When the first World War was over, a new time began, a time of yearning for peace. Perhaps for the first time in the Western world, war lost its appeal as a great game—so Winston Churchill. then a young subaltern on a military campaign in India, had described it less than twenty years earlier—to be played out in exotic, alien lands in the service of a "civilizing mission." A significant opinion—mostly of socialist and anti-imperialist provenance— emerged in the Western world that evinced revulsion from war and considered peace a necessity. It was a time in which peace associations proliferated and peace became a best seller in Europe. It was this environment that gave birth to the League of Nations and Woodrow Wilson's Fourteen Points.

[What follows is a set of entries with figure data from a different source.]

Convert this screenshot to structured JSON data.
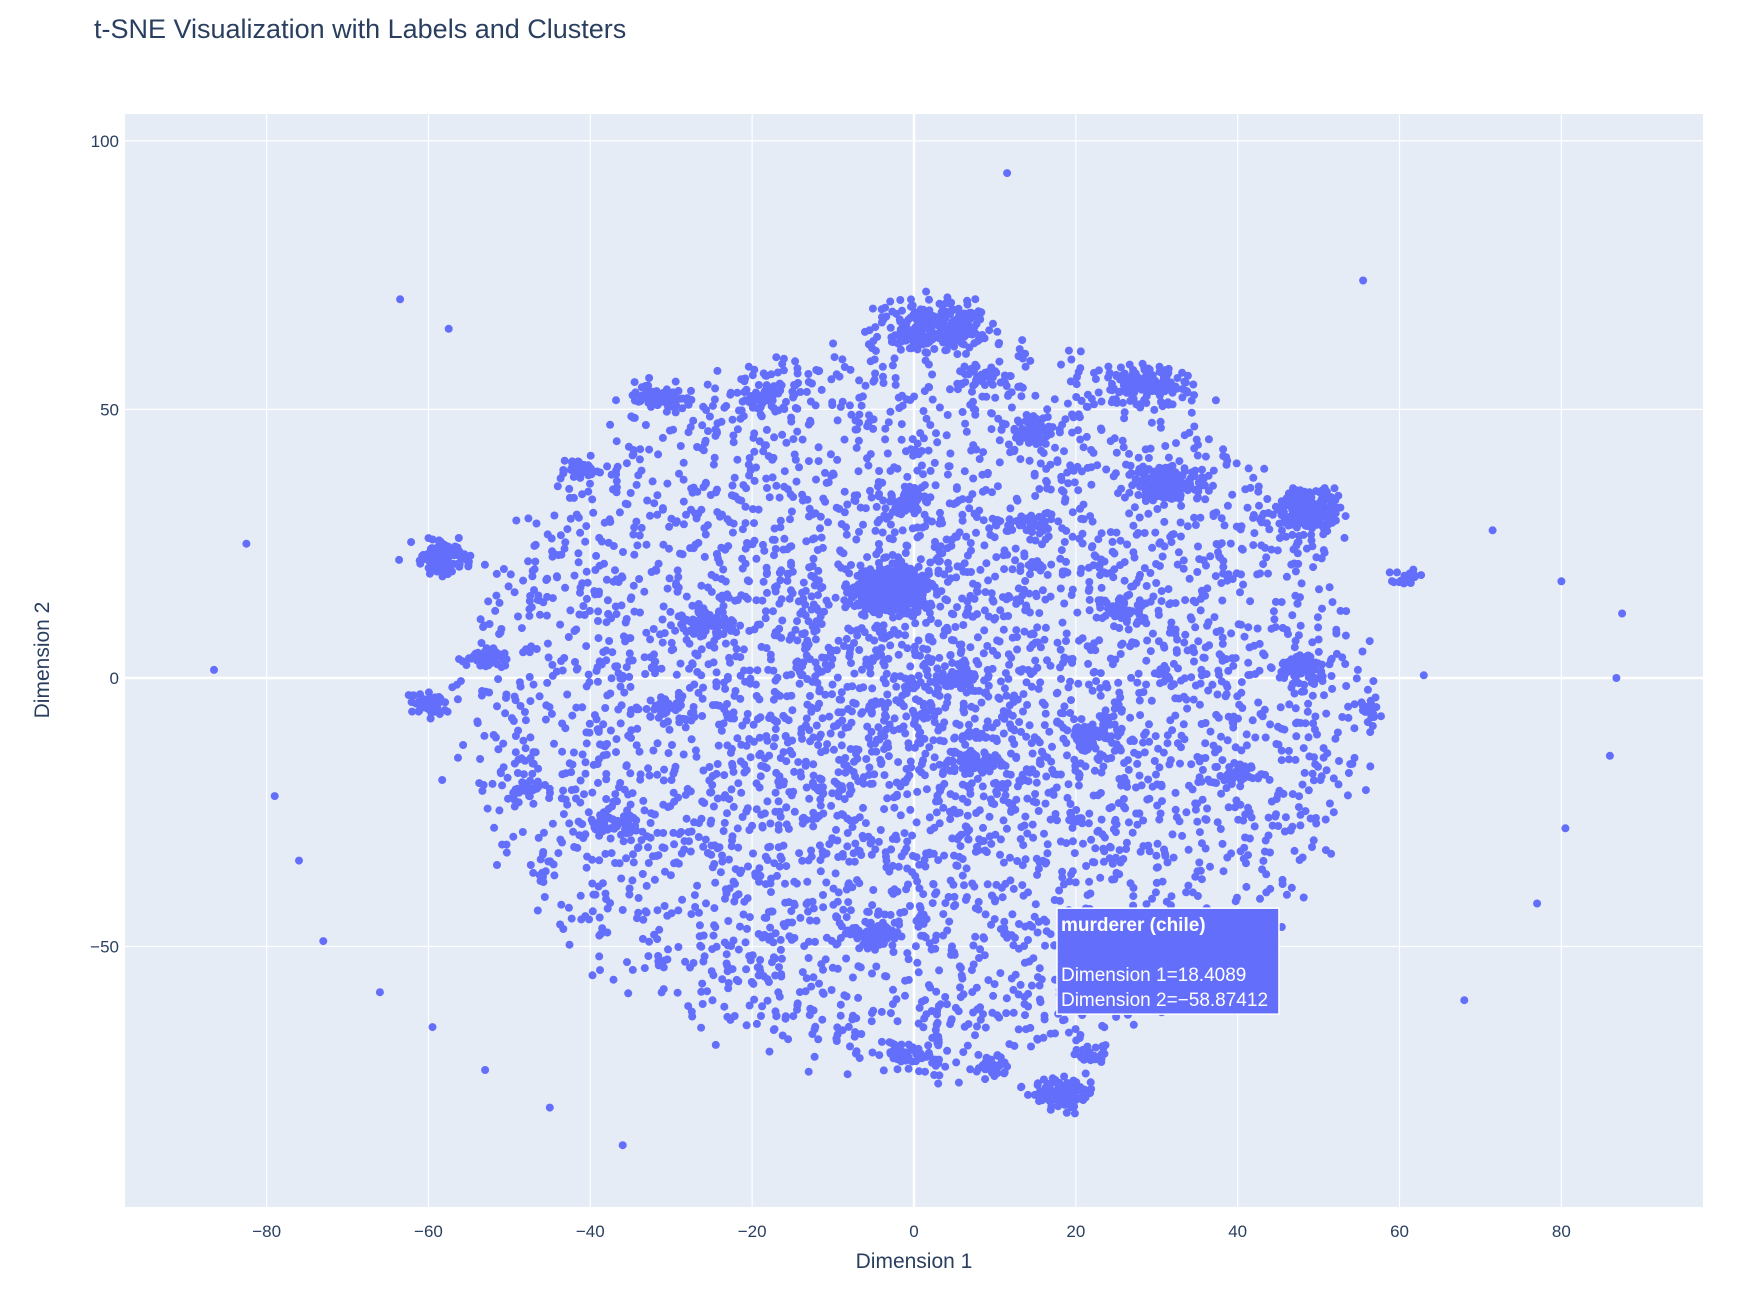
{
  "chart_data": {
    "type": "scatter",
    "title": "t-SNE Visualization with Labels and Clusters",
    "xlabel": "Dimension 1",
    "ylabel": "Dimension 2",
    "xlim": [
      -97.5,
      97.5
    ],
    "ylim": [
      -98.5,
      105
    ],
    "x_ticks": [
      -80,
      -60,
      -40,
      -20,
      0,
      20,
      40,
      60,
      80
    ],
    "x_tick_labels": [
      "−80",
      "−60",
      "−40",
      "−20",
      "0",
      "20",
      "40",
      "60",
      "80"
    ],
    "y_ticks": [
      -50,
      0,
      50,
      100
    ],
    "y_tick_labels": [
      "−50",
      "0",
      "50",
      "100"
    ],
    "grid": true,
    "legend": "none",
    "colors": {
      "marker": "#636efa",
      "plot_bg": "#e5ecf6",
      "grid": "#ffffff",
      "text": "#2a3f5f"
    },
    "outliers": [
      [
        -86.5,
        1.5
      ],
      [
        -82.5,
        25
      ],
      [
        -79,
        -22
      ],
      [
        -76,
        -34
      ],
      [
        -73,
        -49
      ],
      [
        -66,
        -58.5
      ],
      [
        -63.5,
        70.5
      ],
      [
        -59.5,
        -65
      ],
      [
        -57.5,
        65
      ],
      [
        -53,
        -73
      ],
      [
        -45,
        -80
      ],
      [
        -36,
        -87
      ],
      [
        11.5,
        94
      ],
      [
        55.5,
        74
      ],
      [
        63,
        0.5
      ],
      [
        68,
        -60
      ],
      [
        71.5,
        27.5
      ],
      [
        77,
        -42
      ],
      [
        80,
        18
      ],
      [
        80.5,
        -28
      ],
      [
        86,
        -14.5
      ],
      [
        86.8,
        0
      ],
      [
        87.5,
        12
      ]
    ],
    "clusters": [
      {
        "cx": -3,
        "cy": 16.5,
        "sx": 2.3,
        "sy": 2.0,
        "n": 520
      },
      {
        "cx": 2.5,
        "cy": 65.5,
        "sx": 3.2,
        "sy": 2.2,
        "n": 240
      },
      {
        "cx": 29,
        "cy": 54.5,
        "sx": 2.5,
        "sy": 1.6,
        "n": 150
      },
      {
        "cx": 31,
        "cy": 36.5,
        "sx": 2.2,
        "sy": 1.8,
        "n": 140
      },
      {
        "cx": 48.5,
        "cy": 31,
        "sx": 2.4,
        "sy": 2.2,
        "n": 200
      },
      {
        "cx": 18,
        "cy": -77.5,
        "sx": 1.6,
        "sy": 1.5,
        "n": 140
      },
      {
        "cx": -58,
        "cy": 22.5,
        "sx": 1.6,
        "sy": 1.5,
        "n": 90
      },
      {
        "cx": -31.5,
        "cy": 52.5,
        "sx": 2.0,
        "sy": 1.2,
        "n": 70
      },
      {
        "cx": -5,
        "cy": -48,
        "sx": 1.4,
        "sy": 1.4,
        "n": 70
      },
      {
        "cx": -26,
        "cy": 10,
        "sx": 1.6,
        "sy": 1.4,
        "n": 70
      },
      {
        "cx": 48,
        "cy": 2,
        "sx": 1.5,
        "sy": 1.3,
        "n": 70
      },
      {
        "cx": -1,
        "cy": 33,
        "sx": 1.6,
        "sy": 1.4,
        "n": 60
      },
      {
        "cx": 14.5,
        "cy": 46,
        "sx": 1.5,
        "sy": 1.2,
        "n": 60
      },
      {
        "cx": -60,
        "cy": -5,
        "sx": 1.4,
        "sy": 1.1,
        "n": 55
      },
      {
        "cx": -38,
        "cy": -27,
        "sx": 2.2,
        "sy": 1.2,
        "n": 60
      },
      {
        "cx": 7.5,
        "cy": -16,
        "sx": 1.5,
        "sy": 1.2,
        "n": 60
      },
      {
        "cx": 22,
        "cy": -10.5,
        "sx": 1.4,
        "sy": 1.2,
        "n": 45
      },
      {
        "cx": -1,
        "cy": -70,
        "sx": 1.8,
        "sy": 1.2,
        "n": 45
      },
      {
        "cx": 5.5,
        "cy": 0,
        "sx": 1.2,
        "sy": 1.0,
        "n": 40
      },
      {
        "cx": 25.5,
        "cy": 13,
        "sx": 1.3,
        "sy": 1.0,
        "n": 40
      },
      {
        "cx": 14,
        "cy": 29,
        "sx": 1.5,
        "sy": 1.0,
        "n": 40
      },
      {
        "cx": -53,
        "cy": 4,
        "sx": 1.3,
        "sy": 1.1,
        "n": 40
      },
      {
        "cx": -18,
        "cy": 52,
        "sx": 2.0,
        "sy": 1.5,
        "n": 50
      },
      {
        "cx": 8,
        "cy": 56,
        "sx": 1.5,
        "sy": 1.0,
        "n": 35
      },
      {
        "cx": 40,
        "cy": -18,
        "sx": 1.4,
        "sy": 1.2,
        "n": 40
      },
      {
        "cx": -48,
        "cy": -21,
        "sx": 1.2,
        "sy": 1.0,
        "n": 35
      },
      {
        "cx": -41,
        "cy": 39,
        "sx": 1.4,
        "sy": 1.0,
        "n": 35
      },
      {
        "cx": 56,
        "cy": -6,
        "sx": 0.8,
        "sy": 1.3,
        "n": 25
      },
      {
        "cx": 60.5,
        "cy": 18.5,
        "sx": 0.9,
        "sy": 0.8,
        "n": 18
      },
      {
        "cx": -30,
        "cy": -6,
        "sx": 1.6,
        "sy": 1.4,
        "n": 45
      },
      {
        "cx": 10,
        "cy": -72,
        "sx": 1.2,
        "sy": 1.0,
        "n": 30
      },
      {
        "cx": 22,
        "cy": -70,
        "sx": 1.0,
        "sy": 1.0,
        "n": 25
      }
    ],
    "field": {
      "cx": 0,
      "cy": -5,
      "rx": 55,
      "ry": 68,
      "n": 4300
    },
    "hover": {
      "name": "murderer (chile)",
      "x_label": "Dimension 1=18.4089",
      "y_label": "Dimension 2=−58.87412",
      "x": 18.4089,
      "y": -58.87412
    }
  }
}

I should not dwell here on the causes of the failures of the postwar peace settlement or the dynamics of fascism's successes in Germany. Italy, and Spain. even though both subjects are underanalyzed by dissenting scholarship and deserve attention. However, two points merit passing mention because they suggest the intellectual and practical costs of ignoring both the contradictions of imperialism and its capacity to undermine international mechanisms for peace.

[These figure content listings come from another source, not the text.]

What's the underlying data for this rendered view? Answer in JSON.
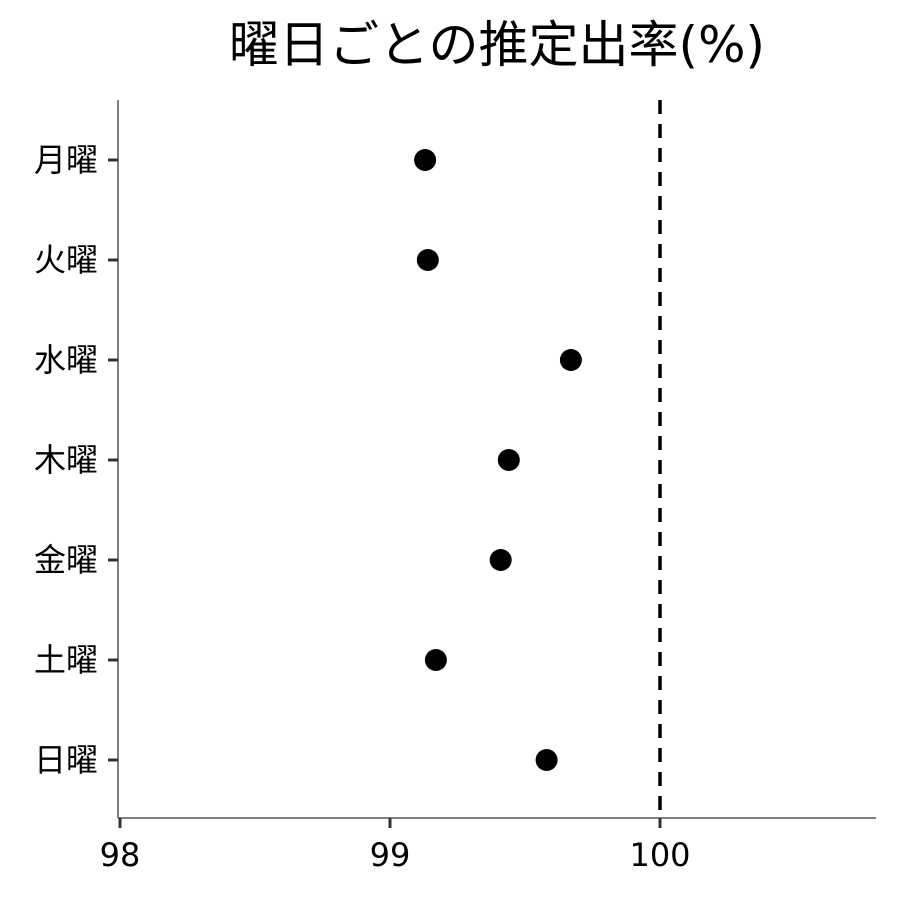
{
  "chart_data": {
    "type": "scatter",
    "title": "曜日ごとの推定出率(%)",
    "xlabel": "",
    "ylabel": "",
    "categories": [
      "月曜",
      "火曜",
      "水曜",
      "木曜",
      "金曜",
      "土曜",
      "日曜"
    ],
    "values": [
      99.13,
      99.14,
      99.67,
      99.44,
      99.41,
      99.17,
      99.58
    ],
    "xlim": [
      98,
      100.8
    ],
    "xticks": [
      "98",
      "99",
      "100"
    ],
    "reference_line": 100,
    "grid": false,
    "legend": "none",
    "colors": {
      "point": "#000000",
      "reference_line": "#000000",
      "axis": "#555555"
    }
  }
}
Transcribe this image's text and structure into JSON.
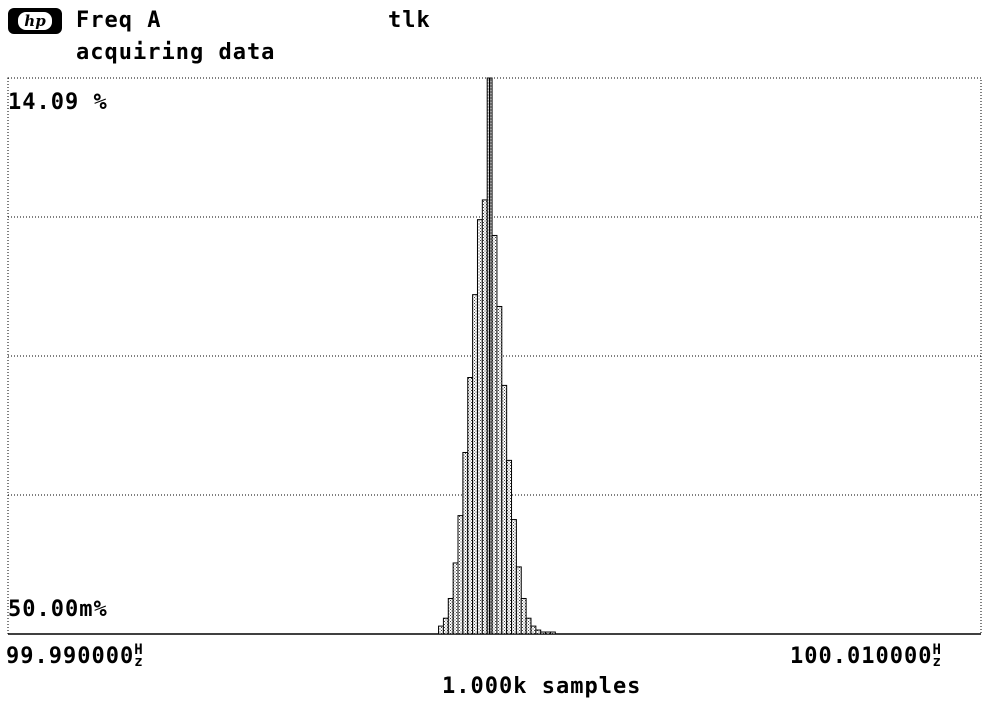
{
  "header": {
    "measurement": "Freq A",
    "status_right": "tlk",
    "status_line": "acquiring data"
  },
  "axis": {
    "y_top_label": "14.09 %",
    "y_bottom_label": "50.00m%",
    "x_left_value": "99.990000",
    "x_right_value": "100.010000",
    "x_unit_top": "H",
    "x_unit_bottom": "z",
    "samples_label": "1.000k samples"
  },
  "chart_data": {
    "type": "bar",
    "title": "Freq A",
    "xlabel": "",
    "ylabel": "",
    "x_unit": "Hz",
    "xlim": [
      99.99,
      100.01
    ],
    "ylim_percent": [
      0.05,
      14.09
    ],
    "samples": 1000,
    "grid": true,
    "legend": "none",
    "bins_x": [
      99.9989,
      99.999,
      99.9991,
      99.9992,
      99.9993,
      99.9994,
      99.9995,
      99.9996,
      99.9997,
      99.9998,
      99.9999,
      100.0,
      100.0001,
      100.0002,
      100.0003,
      100.0004,
      100.0005,
      100.0006,
      100.0007,
      100.0008,
      100.0009,
      100.001,
      100.0011,
      100.0012
    ],
    "bins_percent": [
      0.2,
      0.4,
      0.9,
      1.8,
      3.0,
      4.6,
      6.5,
      8.6,
      10.5,
      11.0,
      14.09,
      10.1,
      8.3,
      6.3,
      4.4,
      2.9,
      1.7,
      0.9,
      0.4,
      0.2,
      0.1,
      0.05,
      0.05,
      0.05
    ]
  }
}
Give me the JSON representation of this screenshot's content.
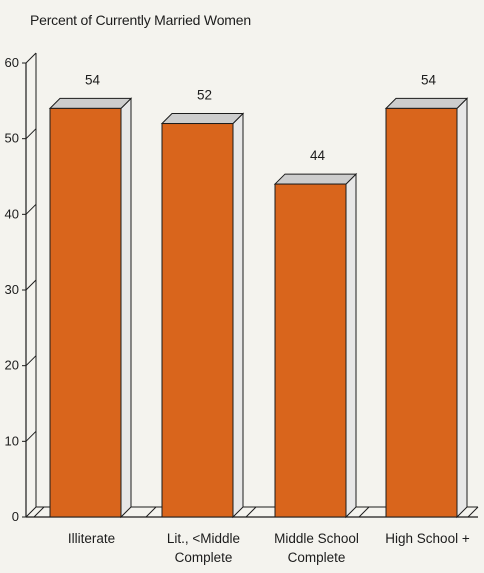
{
  "chart_data": {
    "type": "bar",
    "title": "Percent of Currently Married Women",
    "xlabel": "",
    "ylabel": "",
    "categories": [
      [
        "Illiterate"
      ],
      [
        "Lit., <Middle",
        "Complete"
      ],
      [
        "Middle School",
        "Complete"
      ],
      [
        "High School +"
      ]
    ],
    "values": [
      54,
      52,
      44,
      54
    ],
    "data_labels": [
      "54",
      "52",
      "44",
      "54"
    ],
    "ylim": [
      0,
      60
    ],
    "yticks": [
      "0",
      "10",
      "20",
      "30",
      "40",
      "50",
      "60"
    ],
    "grid": false,
    "legend": "none",
    "style": "3d",
    "colors": {
      "bar_front": "#d9651c",
      "bar_top": "#cdcdcd",
      "bar_side": "#e7e7e7",
      "axis": "#1c1c1c",
      "background": "#f4f3ee"
    }
  }
}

Few scholars have investigated the correlation between the ascendance of fascism and the absence of large colonial safety valves. After all, both Germany and Italy were the only colonial have-nots among the major countries of Europe, and in the age of industrialization Spain had become a receding colonial power. Adolf Hitler himself made quite a stink and won quite a few followers in the German aristocracy and business class who would otherwise have recoiled from him.

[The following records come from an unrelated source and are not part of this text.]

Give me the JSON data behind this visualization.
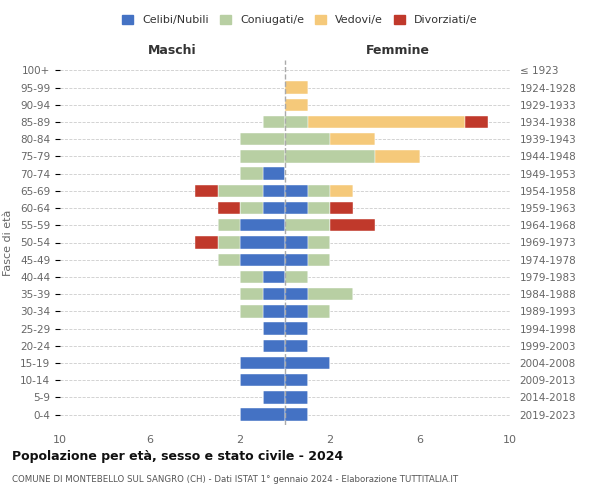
{
  "age_groups": [
    "100+",
    "95-99",
    "90-94",
    "85-89",
    "80-84",
    "75-79",
    "70-74",
    "65-69",
    "60-64",
    "55-59",
    "50-54",
    "45-49",
    "40-44",
    "35-39",
    "30-34",
    "25-29",
    "20-24",
    "15-19",
    "10-14",
    "5-9",
    "0-4"
  ],
  "birth_years": [
    "≤ 1923",
    "1924-1928",
    "1929-1933",
    "1934-1938",
    "1939-1943",
    "1944-1948",
    "1949-1953",
    "1954-1958",
    "1959-1963",
    "1964-1968",
    "1969-1973",
    "1974-1978",
    "1979-1983",
    "1984-1988",
    "1989-1993",
    "1994-1998",
    "1999-2003",
    "2004-2008",
    "2009-2013",
    "2014-2018",
    "2019-2023"
  ],
  "colors": {
    "celibi": "#4472C4",
    "coniugati": "#b8cfa3",
    "vedovi": "#f5c97a",
    "divorziati": "#c0392b"
  },
  "maschi": {
    "celibi": [
      0,
      0,
      0,
      0,
      0,
      0,
      1,
      1,
      1,
      2,
      2,
      2,
      1,
      1,
      1,
      1,
      1,
      2,
      2,
      1,
      2
    ],
    "coniugati": [
      0,
      0,
      0,
      1,
      2,
      2,
      1,
      2,
      1,
      1,
      1,
      1,
      1,
      1,
      1,
      0,
      0,
      0,
      0,
      0,
      0
    ],
    "vedovi": [
      0,
      0,
      0,
      0,
      0,
      0,
      0,
      0,
      0,
      0,
      0,
      0,
      0,
      0,
      0,
      0,
      0,
      0,
      0,
      0,
      0
    ],
    "divorziati": [
      0,
      0,
      0,
      0,
      0,
      0,
      0,
      1,
      1,
      0,
      1,
      0,
      0,
      0,
      0,
      0,
      0,
      0,
      0,
      0,
      0
    ]
  },
  "femmine": {
    "celibi": [
      0,
      0,
      0,
      0,
      0,
      0,
      0,
      1,
      1,
      0,
      1,
      1,
      0,
      1,
      1,
      1,
      1,
      2,
      1,
      1,
      1
    ],
    "coniugati": [
      0,
      0,
      0,
      1,
      2,
      4,
      0,
      1,
      1,
      2,
      1,
      1,
      1,
      2,
      1,
      0,
      0,
      0,
      0,
      0,
      0
    ],
    "vedovi": [
      0,
      1,
      1,
      7,
      2,
      2,
      0,
      1,
      0,
      0,
      0,
      0,
      0,
      0,
      0,
      0,
      0,
      0,
      0,
      0,
      0
    ],
    "divorziati": [
      0,
      0,
      0,
      1,
      0,
      0,
      0,
      0,
      1,
      2,
      0,
      0,
      0,
      0,
      0,
      0,
      0,
      0,
      0,
      0,
      0
    ]
  },
  "xlim": 10,
  "title": "Popolazione per età, sesso e stato civile - 2024",
  "subtitle": "COMUNE DI MONTEBELLO SUL SANGRO (CH) - Dati ISTAT 1° gennaio 2024 - Elaborazione TUTTITALIA.IT",
  "ylabel_left": "Fasce di età",
  "xlabel_maschi": "Maschi",
  "xlabel_femmine": "Femmine",
  "legend_labels": [
    "Celibi/Nubili",
    "Coniugati/e",
    "Vedovi/e",
    "Divorziati/e"
  ],
  "background_color": "#ffffff",
  "grid_color": "#cccccc"
}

Similarly, I have seen but little analysis, or narrative, of the ways in which the great powers undermined the League of Nations and betrayed promises to the subordinated majority of the world. The league lost its legitimacy, as the United Nations is losing its now, because it became a blatant instrument of power, not of peacemaking. In the Middle East, for example, the mandate of the league was twisted beyond imagining; the West's Arab allies were divided up as spoils; and Palestine was promised to jewish militants whose mission was to create a biblical Eretz Israel where a native people had dwelled and built civilizations for millennia.We are reaping still the harvests of those betrayals.
The limited wars of the long peace occurred in a postcolonial international environment that differed significantly from what Winston Churchill had called "the great game" of the previous centuries. Conquests and colonization ceased to be the objectives of warfare. In the post-World War II period, ensuring control over actual or desired clients became the primary objective of interventions. The only exception to this rule may be the Israelis, whose pioneering zeal has survived the nuclear age.Yet the continuities in imperialism's outlook and style are more noteworthy than the changes in its structure. Like the more recent American wars in the Third World, these wars were "limited" only in their consequences for the intervening power."covert" only for the citizens of Western democracies, and "forgotten" by the ensurers of democratic accountability: the press and parliaments. A survey of this centuries-long history of systemic, occasionally genocidal, wars reveals a pattern: they have been waged on a large scale, with greater frequency, and at enormous costs to defenseless and weak peoples precisely during periods of international stability, that is, of relative peace between the great Western powers.